TORONTO—Small business confidence in Canada took a drastic fall in June, hitting its lowest mark since July 2009, according to the Canadian Federation of Independent Business (CFIB).
The Business Barometer index fell almost three points in June to 59.4 from May’s 62.1, a fourth consecutive monthly decline.
“Weak demand appears to be driving this,” CFIB chief economist and vice-president Ted Mallett said in a statement.
“Only 73 per cent of respondents report that new orders are ‘normal’ or better, while 40 per cent say domestic demand is limiting business expansion—both out of tune with recent results.”
According to the CFIB, the drop in optimism is centred almost entirely in Ontario and Quebec (56.8 and 55.3, respectively).
Confidence remains strongest in Alberta (68.6), with Saskatchewan (67.3) edging up, while Newfoundland and Labrador (66.3) and British Columbia (65.6) also came in above the national average.
There is very little change in the under-performing Maritimes, with New Brunswick (59.2) hanging around the national average, and Nova Scotia (53.6) and Prince Edward Island (53.3) lagging behind.

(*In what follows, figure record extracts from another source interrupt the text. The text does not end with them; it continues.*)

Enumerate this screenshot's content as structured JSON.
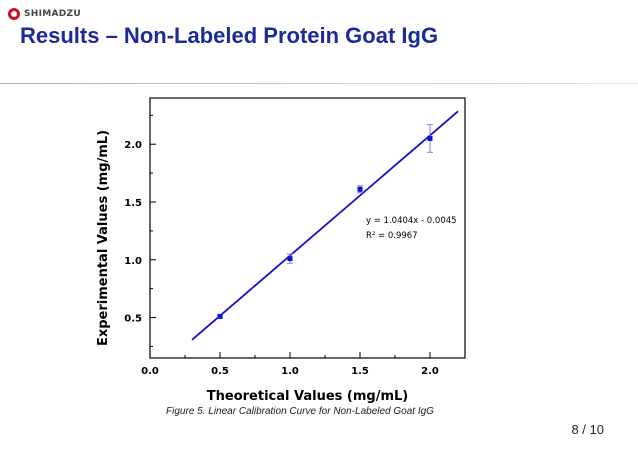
{
  "header": {
    "logo_text": "SHIMADZU",
    "title": "Results – Non-Labeled Protein Goat IgG"
  },
  "caption": "Figure 5. Linear Calibration Curve for Non-Labeled Goat IgG",
  "page_number": "8 / 10",
  "colors": {
    "title": "#1d2a9c",
    "series": "#1010cc",
    "error_bar": "#8080e0"
  },
  "chart_data": {
    "type": "scatter",
    "title": "",
    "xlabel": "Theoretical Values (mg/mL)",
    "ylabel": "Experimental Values (mg/mL)",
    "xlim": [
      0.0,
      2.25
    ],
    "ylim": [
      0.15,
      2.4
    ],
    "x_ticks": [
      "0.0",
      "0.5",
      "1.0",
      "1.5",
      "2.0"
    ],
    "y_ticks": [
      "0.5",
      "1.0",
      "1.5",
      "2.0"
    ],
    "grid": false,
    "series": [
      {
        "points": [
          {
            "x": 0.5,
            "y": 0.51,
            "err": 0.01
          },
          {
            "x": 1.0,
            "y": 1.01,
            "err": 0.04
          },
          {
            "x": 1.5,
            "y": 1.61,
            "err": 0.03
          },
          {
            "x": 2.0,
            "y": 2.05,
            "err": 0.12
          }
        ]
      }
    ],
    "fit_line": {
      "slope": 1.0404,
      "intercept": -0.0045,
      "x_range": [
        0.3,
        2.2
      ]
    },
    "annotations": [
      "y = 1.0404x - 0.0045",
      "R² = 0.9967"
    ]
  }
}
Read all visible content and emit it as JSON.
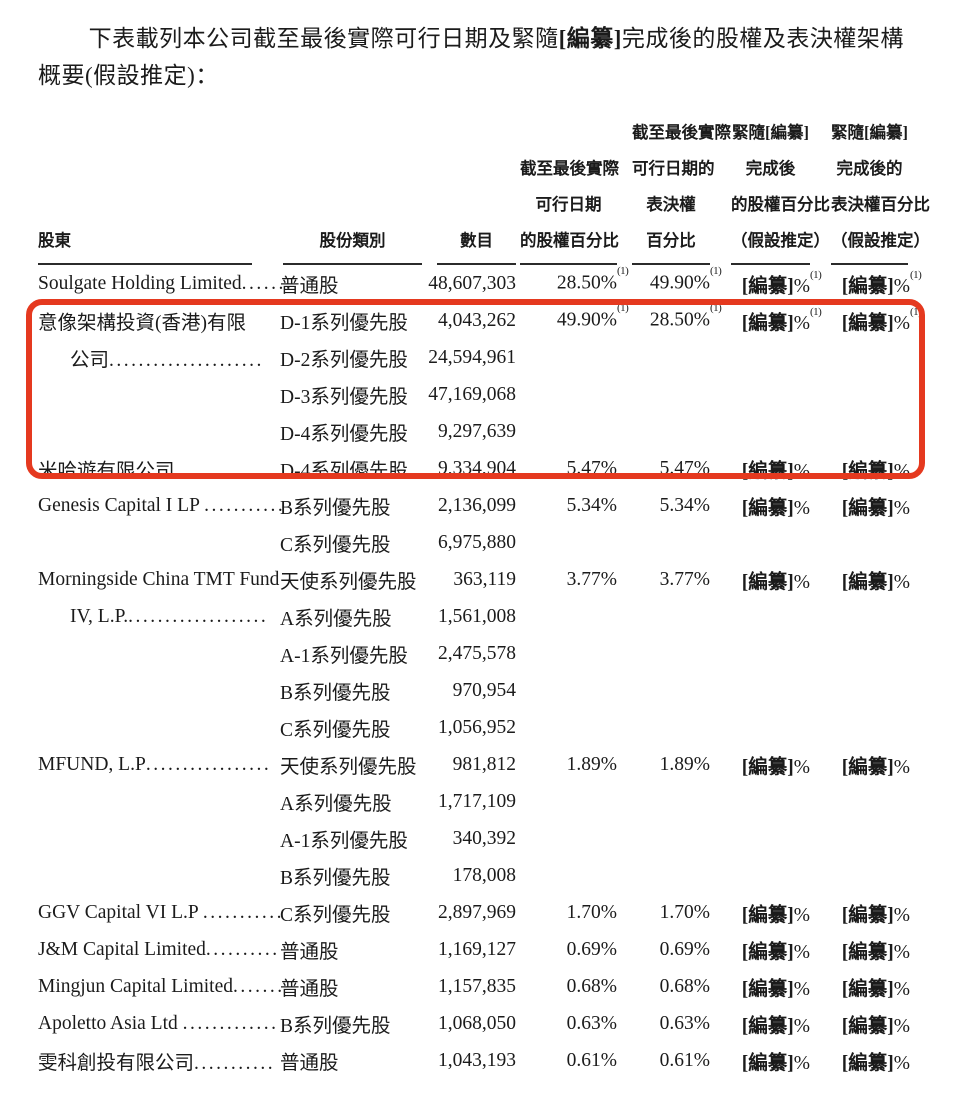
{
  "intro": {
    "pre": "下表載列本公司截至最後實際可行日期及緊隨",
    "redacted": "[編纂]",
    "post": "完成後的股權及表決權架構概要(假設推定)："
  },
  "annotation": {
    "shape": "rounded-rectangle",
    "color": "#e5391f",
    "covers": "意像架構投資(香港)有限公司及米哈遊有限公司各行"
  },
  "table": {
    "headers": [
      {
        "lines": [
          "股東"
        ]
      },
      {
        "lines": [
          "股份類別"
        ]
      },
      {
        "lines": [
          "數目"
        ]
      },
      {
        "lines": [
          "截至最後實際",
          "可行日期",
          "的股權百分比"
        ]
      },
      {
        "lines": [
          "截至最後實際",
          "可行日期的",
          "表決權",
          "百分比"
        ]
      },
      {
        "lines": [
          "緊隨[編纂]",
          "完成後",
          "的股權百分比",
          "（假設推定）"
        ]
      },
      {
        "lines": [
          "緊隨[編纂]",
          "完成後的",
          "表決權百分比",
          "（假設推定）"
        ]
      }
    ],
    "rows": [
      {
        "name": "Soulgate Holding Limited",
        "leader": ".......",
        "cls": "普通股",
        "num": "48,607,303",
        "p1": {
          "v": "28.50%",
          "sup": "(1)"
        },
        "p2": {
          "v": "49.90%",
          "sup": "(1)"
        },
        "p3": {
          "b": "[編纂]",
          "v": "%",
          "sup": "(1)"
        },
        "p4": {
          "b": "[編纂]",
          "v": "%",
          "sup": "(1)"
        }
      },
      {
        "name": "意像架構投資(香港)有限",
        "cls": "D-1系列優先股",
        "num": "4,043,262",
        "p1": {
          "v": "49.90%",
          "sup": "(1)"
        },
        "p2": {
          "v": "28.50%",
          "sup": "(1)"
        },
        "p3": {
          "b": "[編纂]",
          "v": "%",
          "sup": "(1)"
        },
        "p4": {
          "b": "[編纂]",
          "v": "%",
          "sup": "(1)"
        }
      },
      {
        "name": "公司",
        "leader": ".....................",
        "indent": true,
        "cls": "D-2系列優先股",
        "num": "24,594,961"
      },
      {
        "cls": "D-3系列優先股",
        "num": "47,169,068"
      },
      {
        "cls": "D-4系列優先股",
        "num": "9,297,639"
      },
      {
        "name": "米哈遊有限公司",
        "leader": ".............",
        "cls": "D-4系列優先股",
        "num": "9,334,904",
        "p1": {
          "v": "5.47%"
        },
        "p2": {
          "v": "5.47%"
        },
        "p3": {
          "b": "[編纂]",
          "v": "%"
        },
        "p4": {
          "b": "[編纂]",
          "v": "%"
        }
      },
      {
        "name": "Genesis Capital I LP ",
        "leader": "...........",
        "cls": "B系列優先股",
        "num": "2,136,099",
        "p1": {
          "v": "5.34%"
        },
        "p2": {
          "v": "5.34%"
        },
        "p3": {
          "b": "[編纂]",
          "v": "%"
        },
        "p4": {
          "b": "[編纂]",
          "v": "%"
        }
      },
      {
        "cls": "C系列優先股",
        "num": "6,975,880"
      },
      {
        "name": "Morningside China TMT Fund",
        "cls": "天使系列優先股",
        "num": "363,119",
        "p1": {
          "v": "3.77%"
        },
        "p2": {
          "v": "3.77%"
        },
        "p3": {
          "b": "[編纂]",
          "v": "%"
        },
        "p4": {
          "b": "[編纂]",
          "v": "%"
        }
      },
      {
        "name": "IV, L.P.",
        "leader": "...................",
        "indent": true,
        "cls": "A系列優先股",
        "num": "1,561,008"
      },
      {
        "cls": "A-1系列優先股",
        "num": "2,475,578"
      },
      {
        "cls": "B系列優先股",
        "num": "970,954"
      },
      {
        "cls": "C系列優先股",
        "num": "1,056,952"
      },
      {
        "name": "MFUND, L.P",
        "leader": ".................",
        "cls": "天使系列優先股",
        "num": "981,812",
        "p1": {
          "v": "1.89%"
        },
        "p2": {
          "v": "1.89%"
        },
        "p3": {
          "b": "[編纂]",
          "v": "%"
        },
        "p4": {
          "b": "[編纂]",
          "v": "%"
        }
      },
      {
        "cls": "A系列優先股",
        "num": "1,717,109"
      },
      {
        "cls": "A-1系列優先股",
        "num": "340,392"
      },
      {
        "cls": "B系列優先股",
        "num": "178,008"
      },
      {
        "name": "GGV Capital VI L.P ",
        "leader": "...........",
        "cls": "C系列優先股",
        "num": "2,897,969",
        "p1": {
          "v": "1.70%"
        },
        "p2": {
          "v": "1.70%"
        },
        "p3": {
          "b": "[編纂]",
          "v": "%"
        },
        "p4": {
          "b": "[編纂]",
          "v": "%"
        }
      },
      {
        "name": "J&M Capital Limited",
        "leader": "..........",
        "cls": "普通股",
        "num": "1,169,127",
        "p1": {
          "v": "0.69%"
        },
        "p2": {
          "v": "0.69%"
        },
        "p3": {
          "b": "[編纂]",
          "v": "%"
        },
        "p4": {
          "b": "[編纂]",
          "v": "%"
        }
      },
      {
        "name": "Mingjun Capital Limited",
        "leader": ".......",
        "cls": "普通股",
        "num": "1,157,835",
        "p1": {
          "v": "0.68%"
        },
        "p2": {
          "v": "0.68%"
        },
        "p3": {
          "b": "[編纂]",
          "v": "%"
        },
        "p4": {
          "b": "[編纂]",
          "v": "%"
        }
      },
      {
        "name": "Apoletto Asia Ltd ",
        "leader": ".............",
        "cls": "B系列優先股",
        "num": "1,068,050",
        "p1": {
          "v": "0.63%"
        },
        "p2": {
          "v": "0.63%"
        },
        "p3": {
          "b": "[編纂]",
          "v": "%"
        },
        "p4": {
          "b": "[編纂]",
          "v": "%"
        }
      },
      {
        "name": "雯科創投有限公司",
        "leader": "...........",
        "cls": "普通股",
        "num": "1,043,193",
        "p1": {
          "v": "0.61%"
        },
        "p2": {
          "v": "0.61%"
        },
        "p3": {
          "b": "[編纂]",
          "v": "%"
        },
        "p4": {
          "b": "[編纂]",
          "v": "%"
        }
      }
    ]
  }
}
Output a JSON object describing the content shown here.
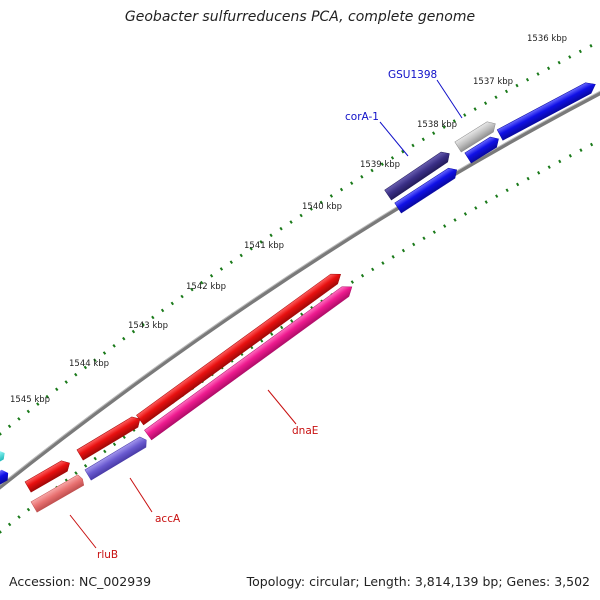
{
  "title": "Geobacter sulfurreducens PCA, complete genome",
  "footer": {
    "accession": "Accession: NC_002939",
    "summary": "Topology: circular; Length: 3,814,139 bp; Genes: 3,502"
  },
  "ticks": [
    "1536 kbp",
    "1537 kbp",
    "1538 kbp",
    "1539 kbp",
    "1540 kbp",
    "1541 kbp",
    "1542 kbp",
    "1543 kbp",
    "1544 kbp",
    "1545 kbp"
  ],
  "gene_labels": {
    "gsu1398": "GSU1398",
    "cora1": "corA-1",
    "dnae": "dnaE",
    "acca": "accA",
    "rlub": "rluB"
  },
  "colors": {
    "backbone": "#7a7a7a",
    "tick": "#1a7a1a",
    "blue": "#1010e6",
    "dark_purple": "#3a2f86",
    "gray_feature": "#c0c0c0",
    "red": "#e81010",
    "magenta": "#ee1a8f",
    "light_purple": "#6a5ad0",
    "salmon": "#e87070",
    "cyan": "#22dddd",
    "blue_label": "#1010c8",
    "red_label": "#c81010"
  }
}
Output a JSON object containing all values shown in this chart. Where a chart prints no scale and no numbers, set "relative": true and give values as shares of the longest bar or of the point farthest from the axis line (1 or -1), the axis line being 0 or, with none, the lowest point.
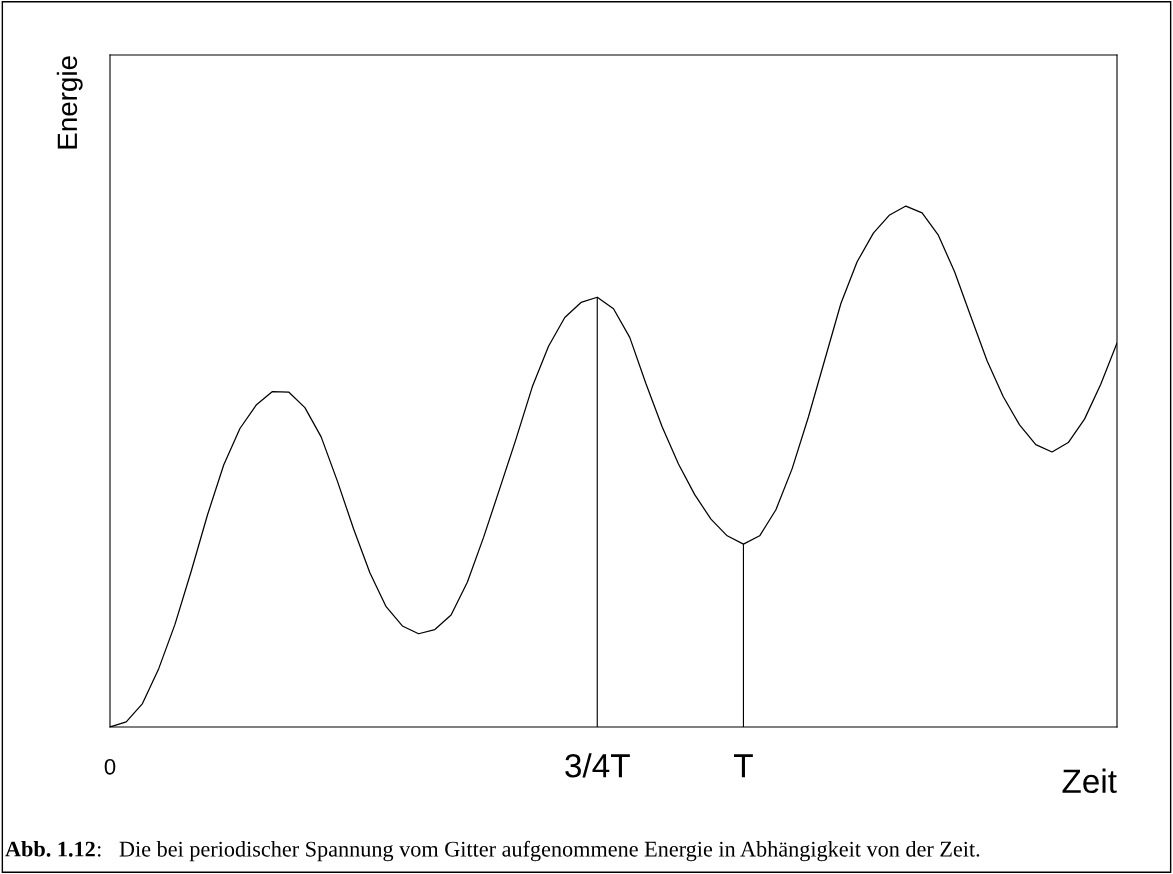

By sector, construction, natural resources and hospitality were weakest, while the information and financial services sectors remained strong.
“Despite weak results, there are signs we are nearing a floor,” Mallett said. “Short-term employment plans are net positive, while reporting of the general state of business health is holding steady.”
Measured on a scale of 0 and 100, an index level above 50 means owners expecting their businesses’ performance to be stronger in the next year outnumber those expecting weaker performance.
According to past results, index levels normally range between 65 and 70 when the economy is growing at its potential.